L’hydrogène est un levier en regard des enjeux de décarbonation du secteur industriel. Cependant, l’Industrie n’est pas le seul secteur à être fortement émetteur de carbone. Les transports représentaient par exemple, en 2019, 31% des émissions de GES (Gaz à effet de serre, +9% par rapport à 1990) en France.

Plus globalement, le verdissement des solutions de mobilités (en particulier urbaines & routières) est aujourd’hui un axe prioritaire des stratégies européennes de décarbonation.

Quels sont les facteurs d’influences clés associés au développement de la mobilité hydrogène ?

Dans ce contexte, l’hydrogène apparait une nouvelle fois comme un vecteur énergétique en mesure de réduire les émissions carbone liées à la mobilité, à travers divers cas d’usages : urbains (bus, flottes captives), routiers (camions, autocars longue distance), ferroviaires (trains régionaux) et maritimes (transports fluviaux, etc.).

De nombreuses initiatives et écosystèmes se créent autour de l’hydrogène en France pour accélérer le passage à l’échelle des projets associés à la mobilité.

Néanmoins, de nombreux facteurs d’influence subsistent et jouent un rôle clé dans le développement de la filière.
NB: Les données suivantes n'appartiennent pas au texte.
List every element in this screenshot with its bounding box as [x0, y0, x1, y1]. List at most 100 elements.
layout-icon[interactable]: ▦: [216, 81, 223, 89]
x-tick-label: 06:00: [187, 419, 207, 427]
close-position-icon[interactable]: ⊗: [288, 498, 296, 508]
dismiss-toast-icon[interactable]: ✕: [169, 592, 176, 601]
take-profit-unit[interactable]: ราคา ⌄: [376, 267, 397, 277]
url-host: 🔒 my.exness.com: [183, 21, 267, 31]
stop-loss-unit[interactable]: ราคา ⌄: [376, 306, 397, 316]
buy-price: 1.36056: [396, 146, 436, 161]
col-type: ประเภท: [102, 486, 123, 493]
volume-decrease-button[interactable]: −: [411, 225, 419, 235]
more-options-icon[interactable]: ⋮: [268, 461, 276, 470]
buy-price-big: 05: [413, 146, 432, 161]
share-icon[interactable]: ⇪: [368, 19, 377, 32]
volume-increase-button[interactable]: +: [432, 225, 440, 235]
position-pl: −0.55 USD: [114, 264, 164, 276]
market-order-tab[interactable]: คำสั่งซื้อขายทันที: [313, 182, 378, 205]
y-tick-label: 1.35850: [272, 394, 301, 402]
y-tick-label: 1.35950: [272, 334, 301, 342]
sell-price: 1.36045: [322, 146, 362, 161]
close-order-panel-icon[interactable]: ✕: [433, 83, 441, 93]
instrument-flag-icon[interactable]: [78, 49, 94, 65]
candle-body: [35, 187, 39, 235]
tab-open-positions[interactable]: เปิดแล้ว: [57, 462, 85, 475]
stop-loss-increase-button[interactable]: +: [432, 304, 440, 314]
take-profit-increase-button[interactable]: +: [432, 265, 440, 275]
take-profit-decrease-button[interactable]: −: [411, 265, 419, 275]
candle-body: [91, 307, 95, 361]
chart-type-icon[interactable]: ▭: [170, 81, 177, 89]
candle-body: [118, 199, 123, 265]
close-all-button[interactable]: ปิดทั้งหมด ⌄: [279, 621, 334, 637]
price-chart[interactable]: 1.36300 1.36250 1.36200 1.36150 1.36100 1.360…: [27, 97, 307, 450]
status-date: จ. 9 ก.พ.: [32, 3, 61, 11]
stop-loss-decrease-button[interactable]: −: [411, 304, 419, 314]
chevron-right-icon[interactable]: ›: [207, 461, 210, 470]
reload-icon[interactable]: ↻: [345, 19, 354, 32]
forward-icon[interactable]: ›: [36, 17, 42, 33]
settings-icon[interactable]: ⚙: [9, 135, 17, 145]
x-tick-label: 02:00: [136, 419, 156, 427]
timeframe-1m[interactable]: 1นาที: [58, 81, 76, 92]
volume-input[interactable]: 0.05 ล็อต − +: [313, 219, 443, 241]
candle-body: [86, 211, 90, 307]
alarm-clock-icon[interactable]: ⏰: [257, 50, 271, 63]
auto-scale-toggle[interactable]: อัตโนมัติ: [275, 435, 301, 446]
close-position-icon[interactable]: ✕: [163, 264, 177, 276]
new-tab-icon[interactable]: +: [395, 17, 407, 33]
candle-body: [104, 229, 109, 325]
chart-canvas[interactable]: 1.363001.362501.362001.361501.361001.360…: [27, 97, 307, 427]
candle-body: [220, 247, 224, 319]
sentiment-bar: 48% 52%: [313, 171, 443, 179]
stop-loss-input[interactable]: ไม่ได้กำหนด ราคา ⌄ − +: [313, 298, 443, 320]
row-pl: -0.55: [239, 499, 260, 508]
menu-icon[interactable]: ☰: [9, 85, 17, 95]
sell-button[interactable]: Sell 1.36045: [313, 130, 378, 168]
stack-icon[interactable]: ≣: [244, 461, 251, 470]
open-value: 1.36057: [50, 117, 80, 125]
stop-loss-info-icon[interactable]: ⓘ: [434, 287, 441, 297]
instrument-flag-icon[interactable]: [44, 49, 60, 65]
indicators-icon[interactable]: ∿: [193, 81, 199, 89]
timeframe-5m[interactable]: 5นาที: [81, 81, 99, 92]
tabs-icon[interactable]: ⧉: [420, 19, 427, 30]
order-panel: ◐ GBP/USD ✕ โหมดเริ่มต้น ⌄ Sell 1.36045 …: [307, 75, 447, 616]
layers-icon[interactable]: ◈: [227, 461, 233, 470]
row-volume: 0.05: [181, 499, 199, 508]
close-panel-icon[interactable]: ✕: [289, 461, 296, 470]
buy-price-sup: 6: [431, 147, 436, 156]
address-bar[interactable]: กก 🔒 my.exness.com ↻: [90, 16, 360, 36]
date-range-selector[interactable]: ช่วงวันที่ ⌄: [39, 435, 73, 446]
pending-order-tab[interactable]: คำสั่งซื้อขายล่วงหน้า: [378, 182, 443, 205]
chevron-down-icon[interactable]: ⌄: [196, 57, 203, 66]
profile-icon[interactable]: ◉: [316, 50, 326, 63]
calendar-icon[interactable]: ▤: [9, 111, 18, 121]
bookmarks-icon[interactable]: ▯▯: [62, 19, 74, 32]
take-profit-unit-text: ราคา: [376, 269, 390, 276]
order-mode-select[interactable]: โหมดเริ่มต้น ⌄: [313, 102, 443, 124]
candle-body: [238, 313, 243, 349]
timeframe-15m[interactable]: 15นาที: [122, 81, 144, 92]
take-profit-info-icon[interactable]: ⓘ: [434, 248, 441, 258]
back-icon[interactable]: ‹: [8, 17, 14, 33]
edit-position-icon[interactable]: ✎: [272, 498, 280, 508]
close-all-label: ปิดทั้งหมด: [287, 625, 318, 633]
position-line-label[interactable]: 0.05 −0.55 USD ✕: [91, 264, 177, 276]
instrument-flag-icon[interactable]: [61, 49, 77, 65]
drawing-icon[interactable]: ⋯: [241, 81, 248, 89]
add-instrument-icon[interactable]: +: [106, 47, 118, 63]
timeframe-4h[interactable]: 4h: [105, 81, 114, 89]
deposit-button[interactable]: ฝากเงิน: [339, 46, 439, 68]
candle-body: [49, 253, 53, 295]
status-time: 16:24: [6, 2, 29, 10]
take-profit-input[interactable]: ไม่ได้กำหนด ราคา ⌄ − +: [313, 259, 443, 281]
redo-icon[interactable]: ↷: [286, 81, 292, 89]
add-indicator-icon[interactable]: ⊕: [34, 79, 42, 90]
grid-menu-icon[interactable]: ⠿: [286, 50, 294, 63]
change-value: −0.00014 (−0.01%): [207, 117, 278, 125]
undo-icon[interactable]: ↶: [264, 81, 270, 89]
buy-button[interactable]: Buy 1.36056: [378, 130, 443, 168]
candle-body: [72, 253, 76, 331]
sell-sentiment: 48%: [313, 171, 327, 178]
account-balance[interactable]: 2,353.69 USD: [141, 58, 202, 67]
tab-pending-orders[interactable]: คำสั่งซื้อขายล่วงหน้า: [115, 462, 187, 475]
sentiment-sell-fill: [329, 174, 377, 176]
En s’appuyant sur le PESTEL ci-dessous, nous vous proposons une revue de ces facteurs d’influence :

Les facteurs d’influences présentés dans le PESTEL peuvent être répartis en deux catégories : les facteurs clés qui permettront l’émergence de la filière et les facteurs transverses qui seront considérés comme des facilitateurs.

Politique

En 2020, l’Etat français a présenté sa stratégie pour “le développement de l’hydrogène décarboné” (détaillée dans l’un de nos précédents articles) dans le but d’étendre les initiatives à un niveau national et accélérer la création d’une filière française. Comme de nombreux pays européens, la France donne désormais un cadre à la filière hydrogène avec des axes stratégiques ambitieux, notamment celui d’accélérer le déploiement de la mobilité hydrogène (en particulier la mobilité dite « lourde »).

Ainsi, 27% des 3,4 milliards d’euros prévus d’ici 2023, seront dédiés au développement technologique et économique de la mobilité hydrogène.

Ces dernières années, les régions ont amorcé leurs stratégies en matière de développement de la filière hydrogène, à travers notamment la mise en place d’écosystèmes territoriaux.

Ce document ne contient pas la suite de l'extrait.